What we did differently
We stayed put. That was really the only thing we did differently on this leg. We stayed in one place and used it as a base of operations to enjoy as much of the area as we could. There are affordable places in Colorado that are worth staying, and we feel we found a hidden gem.
What we’ve learned
Look for the little towns. We’ve realized that while it’s nice to have a Wal-mart nearby, we actually prefer the small towns next to the towns with the Wal-mart. This has really changed the way we look at booking campgrounds.
Towards the end of month two we started using RV Trip Wizard to plan our stops and our route. It’s an awesome tool that lets us set a radius and find campgrounds within that radius, showing all the available campgrounds on the map. The radius can be set by distance or by drive-time, and you can even choose whether drive-time is based on speed limit or a set speed (if you’re like us and stick to 65 or less, regardless of the speed limit). This has been a game-changer for us. Not only has it made finding campgrounds easier but we can get a quick view of things like price, amenities, and reviews.
We really like that you can drop a pin in a town you want to be near and then it will show you all the campgrounds within your radius. So, now instead of just looking at campgrounds near say Amarillo, TX, we were able to look out a little further and see that there is a smaller town named Canyon just south of Amarillo.

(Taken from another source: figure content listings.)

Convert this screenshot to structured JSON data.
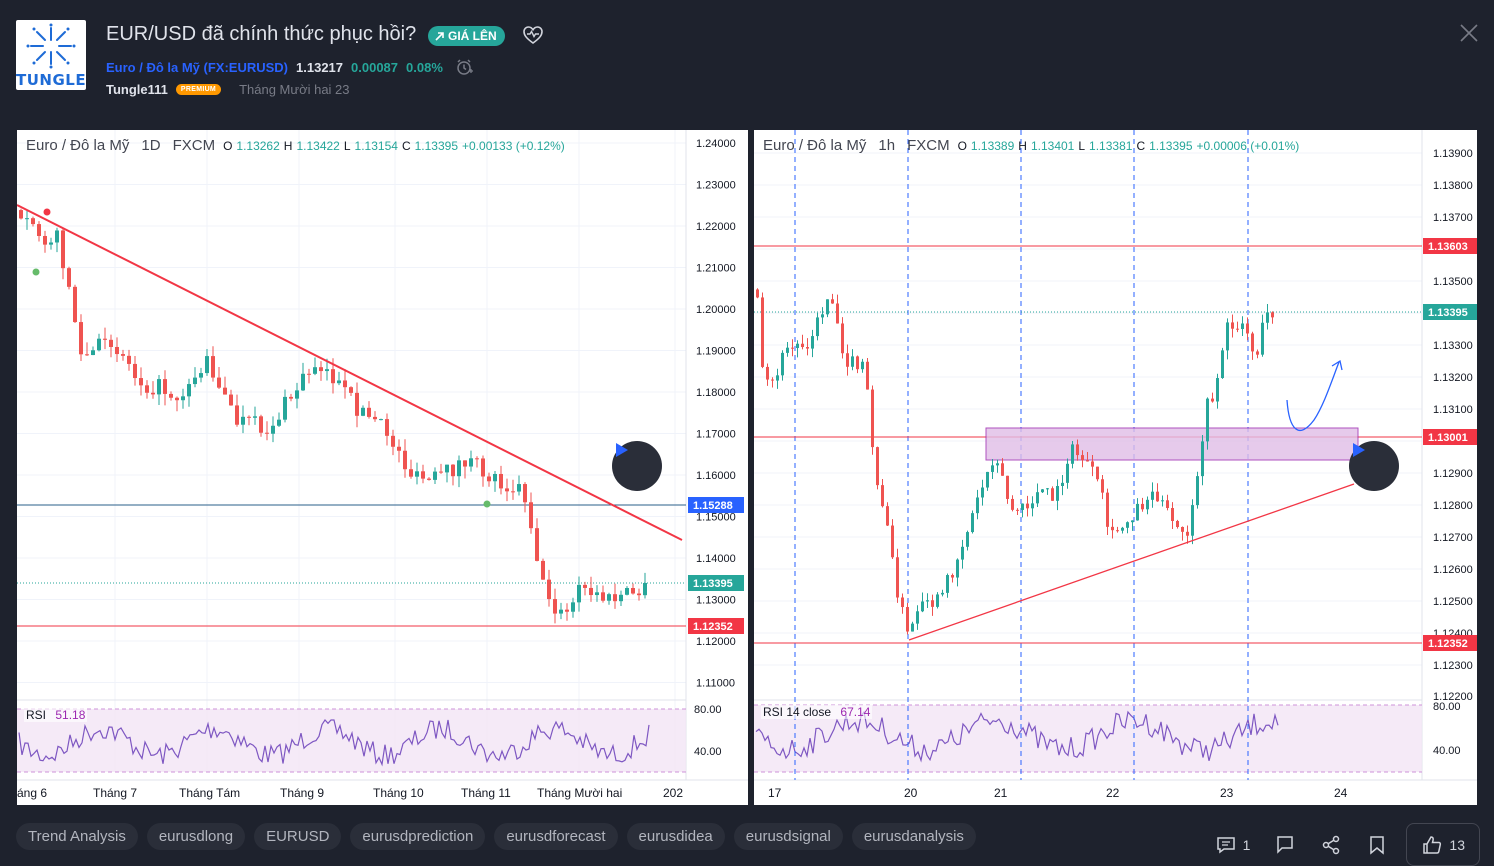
{
  "header": {
    "title": "EUR/USD đã chính thức phục hồi?",
    "badge": "GIÁ LÊN",
    "logo_text": "TUNGLE",
    "symbol_link": "Euro / Đô la Mỹ (FX:EURUSD)",
    "price": "1.13217",
    "change": "0.00087",
    "change_pct": "0.08%",
    "author": "Tungle111",
    "premium": "PREMIUM",
    "date": "Tháng Mười hai 23"
  },
  "left_chart": {
    "legend": {
      "name": "Euro / Đô la Mỹ",
      "interval": "1D",
      "source": "FXCM",
      "o_label": "O",
      "o": "1.13262",
      "h_label": "H",
      "h": "1.13422",
      "l_label": "L",
      "l": "1.13154",
      "c_label": "C",
      "c": "1.13395",
      "chg": "+0.00133 (+0.12%)"
    },
    "rsi": {
      "label": "RSI",
      "value": "51.18",
      "levels": [
        "80.00",
        "40.00"
      ]
    },
    "price_axis": [
      "1.24000",
      "1.23000",
      "1.22000",
      "1.21000",
      "1.20000",
      "1.19000",
      "1.18000",
      "1.17000",
      "1.16000",
      "1.15000",
      "1.14000",
      "1.13000",
      "1.12000",
      "1.11000"
    ],
    "price_tags": [
      {
        "text": "1.15288",
        "color": "#2962ff"
      },
      {
        "text": "1.13395",
        "color": "#26a69a"
      },
      {
        "text": "1.12352",
        "color": "#f23645"
      }
    ],
    "time_axis": [
      "áng 6",
      "Tháng 7",
      "Tháng Tám",
      "Tháng 9",
      "Tháng 10",
      "Tháng 11",
      "Tháng Mười hai",
      "202"
    ]
  },
  "right_chart": {
    "legend": {
      "name": "Euro / Đô la Mỹ",
      "interval": "1h",
      "source": "FXCM",
      "o_label": "O",
      "o": "1.13389",
      "h_label": "H",
      "h": "1.13401",
      "l_label": "L",
      "l": "1.13381",
      "c_label": "C",
      "c": "1.13395",
      "chg": "+0.00006 (+0.01%)"
    },
    "rsi": {
      "label": "RSI 14 close",
      "value": "67.14",
      "levels": [
        "80.00",
        "40.00"
      ]
    },
    "price_axis": [
      "1.13900",
      "1.13800",
      "1.13700",
      "1.13500",
      "1.13400",
      "1.13300",
      "1.13200",
      "1.13100",
      "1.12900",
      "1.12800",
      "1.12700",
      "1.12600",
      "1.12500",
      "1.12400",
      "1.12300",
      "1.12200"
    ],
    "price_tags": [
      {
        "text": "1.13603",
        "color": "#f23645"
      },
      {
        "text": "1.13395",
        "color": "#26a69a"
      },
      {
        "text": "1.13001",
        "color": "#f23645"
      },
      {
        "text": "1.12352",
        "color": "#f23645"
      }
    ],
    "time_axis": [
      "17",
      "20",
      "21",
      "22",
      "23",
      "24"
    ]
  },
  "tags": [
    "Trend Analysis",
    "eurusdlong",
    "EURUSD",
    "eurusdprediction",
    "eurusdforecast",
    "eurusdidea",
    "eurusdsignal",
    "eurusdanalysis"
  ],
  "actions": {
    "comments": "1",
    "likes": "13"
  },
  "colors": {
    "up": "#26a69a",
    "down": "#ef5350",
    "bg": "#1e222d",
    "accent": "#2962ff"
  }
}
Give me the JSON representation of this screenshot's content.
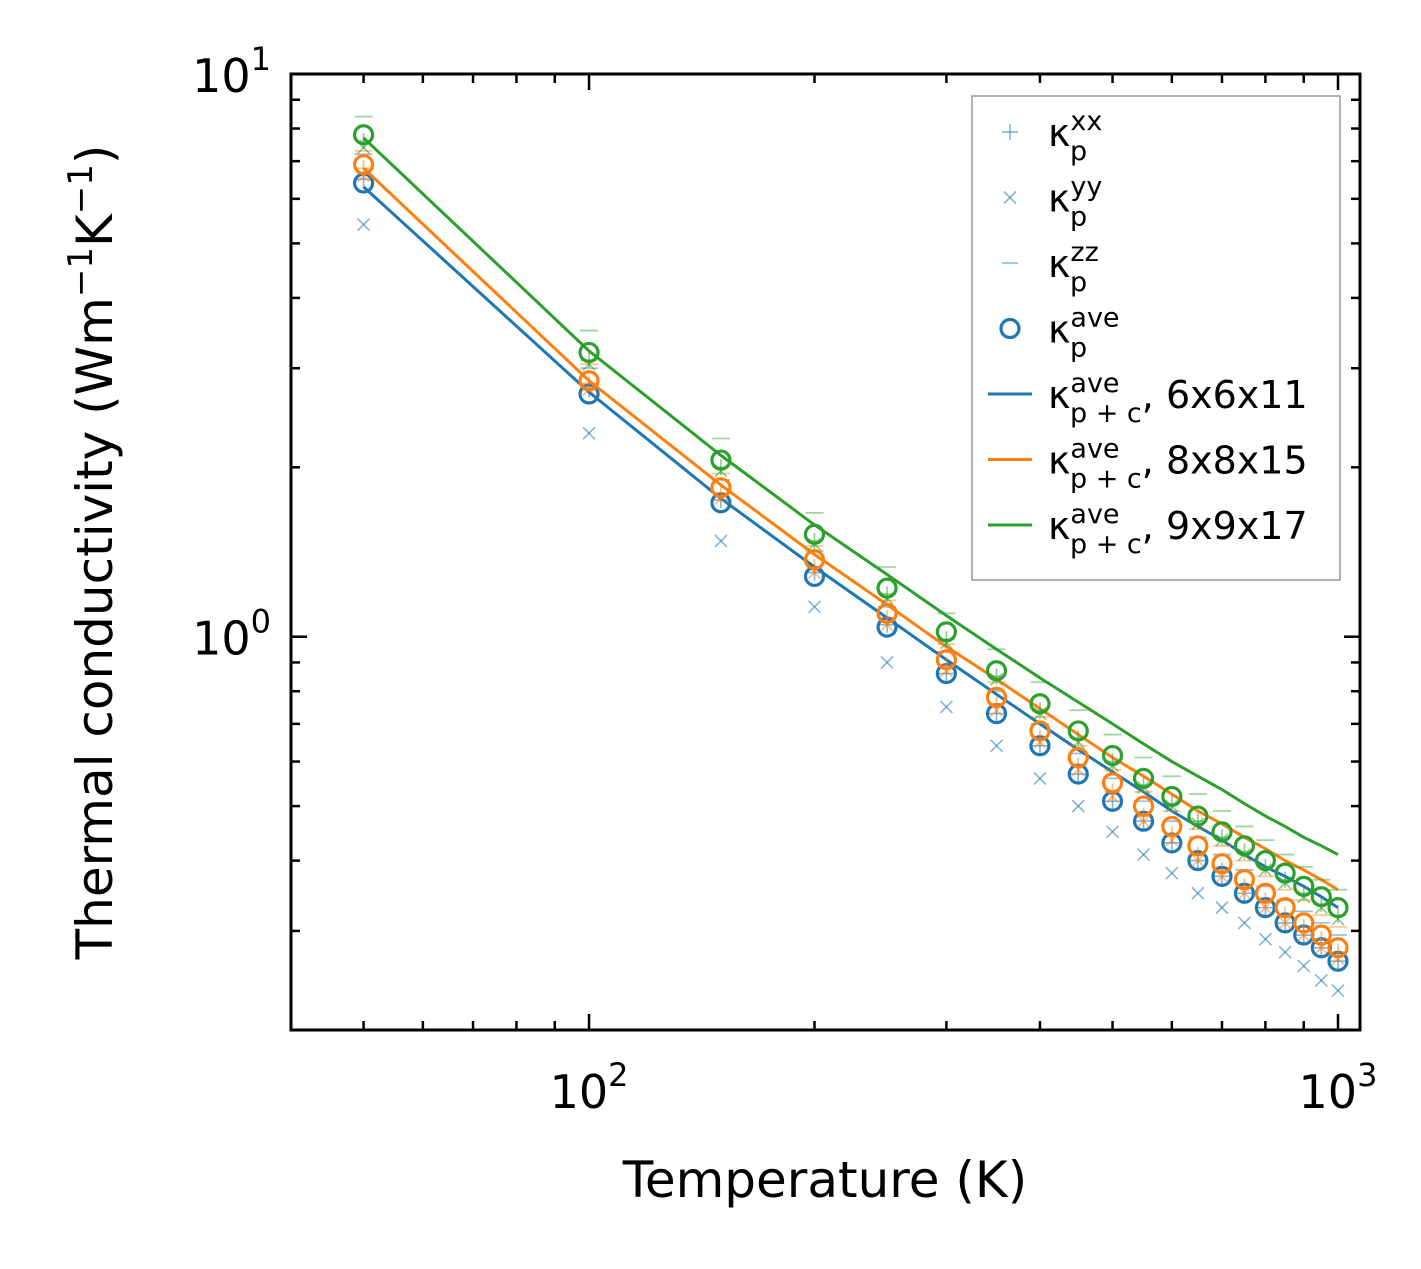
{
  "chart_data": {
    "type": "scatter",
    "title": "",
    "xlabel": "Temperature (K)",
    "ylabel_main": "Thermal conductivity (Wm",
    "ylabel_sup1": "−1",
    "ylabel_mid": "K",
    "ylabel_sup2": "−1",
    "ylabel_end": ")",
    "xscale": "log",
    "yscale": "log",
    "xlim": [
      40,
      1070
    ],
    "ylim": [
      0.2,
      10
    ],
    "x_ticks": [
      {
        "value": 100,
        "base": "10",
        "exp": "2"
      },
      {
        "value": 1000,
        "base": "10",
        "exp": "3"
      }
    ],
    "y_ticks": [
      {
        "value": 1,
        "base": "10",
        "exp": "0"
      },
      {
        "value": 10,
        "base": "10",
        "exp": "1"
      }
    ],
    "x": [
      50,
      100,
      150,
      200,
      250,
      300,
      350,
      400,
      450,
      500,
      550,
      600,
      650,
      700,
      750,
      800,
      850,
      900,
      950,
      1000
    ],
    "series": [
      {
        "name": "6x6x11",
        "color": "#1f77b4",
        "kxx": [
          6.5,
          2.75,
          1.75,
          1.3,
          1.05,
          0.86,
          0.73,
          0.64,
          0.57,
          0.51,
          0.47,
          0.43,
          0.4,
          0.375,
          0.35,
          0.33,
          0.31,
          0.295,
          0.28,
          0.265
        ],
        "kyy": [
          5.4,
          2.3,
          1.48,
          1.13,
          0.9,
          0.75,
          0.64,
          0.56,
          0.5,
          0.45,
          0.41,
          0.38,
          0.35,
          0.33,
          0.31,
          0.29,
          0.275,
          0.26,
          0.245,
          0.235
        ],
        "kzz": [
          7.2,
          3.0,
          1.9,
          1.42,
          1.13,
          0.94,
          0.8,
          0.7,
          0.62,
          0.56,
          0.51,
          0.47,
          0.44,
          0.41,
          0.385,
          0.36,
          0.34,
          0.325,
          0.31,
          0.295
        ],
        "kave": [
          6.4,
          2.7,
          1.73,
          1.28,
          1.04,
          0.86,
          0.73,
          0.64,
          0.57,
          0.51,
          0.47,
          0.43,
          0.4,
          0.375,
          0.35,
          0.33,
          0.31,
          0.295,
          0.28,
          0.265
        ],
        "kpc": [
          6.3,
          2.72,
          1.76,
          1.33,
          1.08,
          0.91,
          0.79,
          0.7,
          0.63,
          0.575,
          0.53,
          0.49,
          0.46,
          0.435,
          0.41,
          0.39,
          0.375,
          0.36,
          0.345,
          0.33
        ]
      },
      {
        "name": "8x8x15",
        "color": "#ff7f0e",
        "kxx": [
          6.8,
          2.82,
          1.8,
          1.33,
          1.08,
          0.89,
          0.76,
          0.66,
          0.59,
          0.53,
          0.48,
          0.445,
          0.41,
          0.385,
          0.36,
          0.34,
          0.32,
          0.305,
          0.29,
          0.275
        ],
        "kyy": [
          6.6,
          2.75,
          1.76,
          1.3,
          1.05,
          0.87,
          0.74,
          0.65,
          0.58,
          0.52,
          0.47,
          0.435,
          0.4,
          0.375,
          0.35,
          0.33,
          0.31,
          0.295,
          0.28,
          0.268
        ],
        "kzz": [
          7.3,
          3.05,
          1.95,
          1.45,
          1.16,
          0.97,
          0.83,
          0.72,
          0.64,
          0.58,
          0.53,
          0.49,
          0.455,
          0.425,
          0.4,
          0.375,
          0.355,
          0.34,
          0.32,
          0.305
        ],
        "kave": [
          6.9,
          2.85,
          1.84,
          1.37,
          1.1,
          0.91,
          0.78,
          0.68,
          0.61,
          0.55,
          0.5,
          0.46,
          0.425,
          0.395,
          0.37,
          0.35,
          0.33,
          0.31,
          0.295,
          0.28
        ],
        "kpc": [
          6.8,
          2.85,
          1.86,
          1.4,
          1.14,
          0.96,
          0.84,
          0.745,
          0.67,
          0.61,
          0.565,
          0.525,
          0.49,
          0.465,
          0.44,
          0.42,
          0.4,
          0.385,
          0.37,
          0.355
        ]
      },
      {
        "name": "9x9x17",
        "color": "#2ca02c",
        "kxx": [
          7.6,
          3.1,
          2.0,
          1.48,
          1.19,
          0.99,
          0.85,
          0.74,
          0.66,
          0.6,
          0.545,
          0.505,
          0.47,
          0.44,
          0.415,
          0.39,
          0.37,
          0.35,
          0.335,
          0.32
        ],
        "kyy": [
          7.4,
          3.05,
          1.97,
          1.46,
          1.17,
          0.975,
          0.84,
          0.73,
          0.65,
          0.59,
          0.54,
          0.5,
          0.465,
          0.435,
          0.41,
          0.385,
          0.365,
          0.345,
          0.33,
          0.315
        ],
        "kzz": [
          8.4,
          3.5,
          2.25,
          1.66,
          1.33,
          1.1,
          0.95,
          0.83,
          0.74,
          0.67,
          0.61,
          0.565,
          0.525,
          0.49,
          0.46,
          0.435,
          0.41,
          0.39,
          0.37,
          0.355
        ],
        "kave": [
          7.8,
          3.2,
          2.06,
          1.52,
          1.22,
          1.02,
          0.87,
          0.76,
          0.68,
          0.615,
          0.56,
          0.52,
          0.48,
          0.45,
          0.425,
          0.4,
          0.38,
          0.36,
          0.345,
          0.33
        ],
        "kpc": [
          7.7,
          3.22,
          2.1,
          1.58,
          1.29,
          1.09,
          0.95,
          0.845,
          0.765,
          0.7,
          0.645,
          0.6,
          0.565,
          0.535,
          0.505,
          0.48,
          0.46,
          0.44,
          0.425,
          0.41
        ]
      }
    ],
    "legend": {
      "position": "top-right",
      "entries": [
        {
          "marker": "plus",
          "sym": "κ",
          "sub": "p",
          "sup": "xx",
          "suffix": ""
        },
        {
          "marker": "x",
          "sym": "κ",
          "sub": "p",
          "sup": "yy",
          "suffix": ""
        },
        {
          "marker": "hline",
          "sym": "κ",
          "sub": "p",
          "sup": "zz",
          "suffix": ""
        },
        {
          "marker": "circle",
          "sym": "κ",
          "sub": "p",
          "sup": "ave",
          "suffix": ""
        },
        {
          "marker": "line",
          "series": 0,
          "sym": "κ",
          "sub": "p + c",
          "sup": "ave",
          "suffix": ", 6x6x11"
        },
        {
          "marker": "line",
          "series": 1,
          "sym": "κ",
          "sub": "p + c",
          "sup": "ave",
          "suffix": ", 8x8x15"
        },
        {
          "marker": "line",
          "series": 2,
          "sym": "κ",
          "sub": "p + c",
          "sup": "ave",
          "suffix": ", 9x9x17"
        }
      ]
    }
  }
}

When we click on the campground in Canyon we can see just how far it is from Amarillo. The phone app also provides turn-by-turn directions customized to your rig (something we’ve yet to use, but need to).
We also learned just how important it is to keep an eye on the weather. It’s something we do anyway, but seeing that cold-front move in and catch so many people off-guard really brought that lesson home. We saw several people pull into our campground as the snow was hitting. They’d been on their way to Pagosa or Durango but, thankfully, realized they didn’t need to try to do Wolf Creek Pass in the snow, so they stopped. I can’t imagine getting caught in a snowstorm on the highway with our rig. It’s stressful enough just deciding at the last minute where to stop on a travel day!
How month four will be different
We’ll be on the road a lot again in month four. We might get one two-week stop. We’d really prefer to always stop for two weeks at a time, but it’s a balance between getting where you need to go, and finding place you want to stay still for that long. We’ll be driving through Texas, at least part of the month.
Our first stop is in Canyon, TX, from there we’ll head down towards Wichita Falls, and from there we don’t know what we’ll do. There’s so many options. Of course, we are keeping an eye on the weather, and hurricane/tornado season.